Calling me "soft" if I didn't dominate, you know.
And I And I hated that.
I actually fucking hated that.
So, I made a vow to be so tough that he could never call me "soft" again.
I wonder if sometimes I forget about making her proud.
I don't think that she would be lately.
Well, gentlemen What do you say we burn this crap? Maybe we should do this part outside.
- Yeah.
- That's a good call.
Yeah.
That's smart.
Okay.
Hey, would you guys mind grabbing this for me? Excuse me, Ted.
Uh, the eagle has landed.
Hey, fellas.
I think the only way to know if the curse has been lifted or not, we need to ask the spirits for a sign.
Oh, spirits speak to us.
Dani Rojas! Rojas! Dani Rojas.
I brought a bottle of mezcal to throw into the curse fire.
Hey, hey, hey.
Rojas, look.
Whatever ghosts it were that made you trip over, they're gone now, I promise, yeah.
Crack that bastard open.
- Yeah, boy! - Yeah.
Jamie's not wrong.
Ghosts prefer empty bottles that we've all drunk.
Fact.
Let us celebrate, amigos.
That is a team united.
You're very lucky that everything's fine with Dani's injury.
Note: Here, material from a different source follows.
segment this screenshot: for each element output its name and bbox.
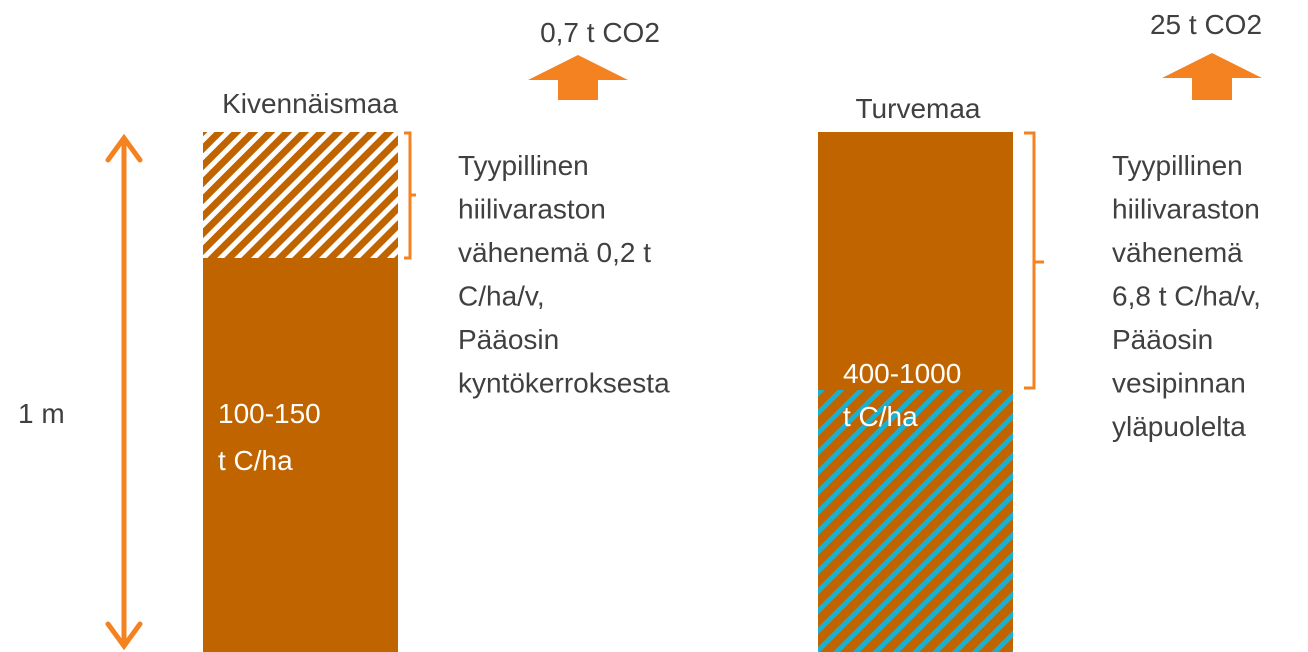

I just never had you pegged as a gambler, Ted.
Oh, I'm not.
We knew Dani's okay hours ago.
In fact, it was my man Higgins' idea not to share that info with the boys until after the ceremony.
- You don't say.
- Yeah.
Putting the team first, eh, Higgins? Yeah, I suppose I am.
Hey, Coach, you joining the party or what? What do you say, boss? A lot warmer over there by the fire.
I'll respectfully pass.
Higgins, coming with me? Off you go.
All right now, what's this going on? What's going on here? What's going on? Richmond till we die.
We're Richmond till we die.
We know we are, we're sure we are.
We're Richmond till we die.
We're Richmond till we die.
We know we are, we're sure we are.
We're Richmond till we die.
We're Richmond till we die.
We know we are, we're sure we are.
We're Richmond till we die.
We're Richmond till we die.
We know we are, we're sure we are.
We're Richmond till we die.
We're Richmond till we die.
We know we are, we're sure we are.
We're Richmond till we die.
Morning.
How y'all doin'? Hey.
That's cool.
Oh, boy.
Here we go.
Whoa! I got it.
Hey, oh! Interception.
Easy, gentlemen, easy.
Good morning, honey bunch.
You hear that buzz out there? I love it.
Mm.
How you doing? You got rid of Jamie? Man City recalled him.
I told you, Ted.
They were concerned he wasn't playing.
I finally got through to him! I-I mean, you saw it.
With him and Dani, we had two aces, Rebecca.
I thought that was what you wanted.
Yeah, well, you thought wrong! I'm sorry.
I'm sorry for my tone there, okay.
That was rude.
Look, I'm trying to be cool about this, but I am just seeing red everywhere.
Well, perhaps you should leave before you say something you'll regret.
No, actually, you know what? Here you go.
Your biscuits.
I hope they're not as good as they usually are.
But dang it, they're the best batch yet.
I finally cracked the recipe! Coach? Football is life.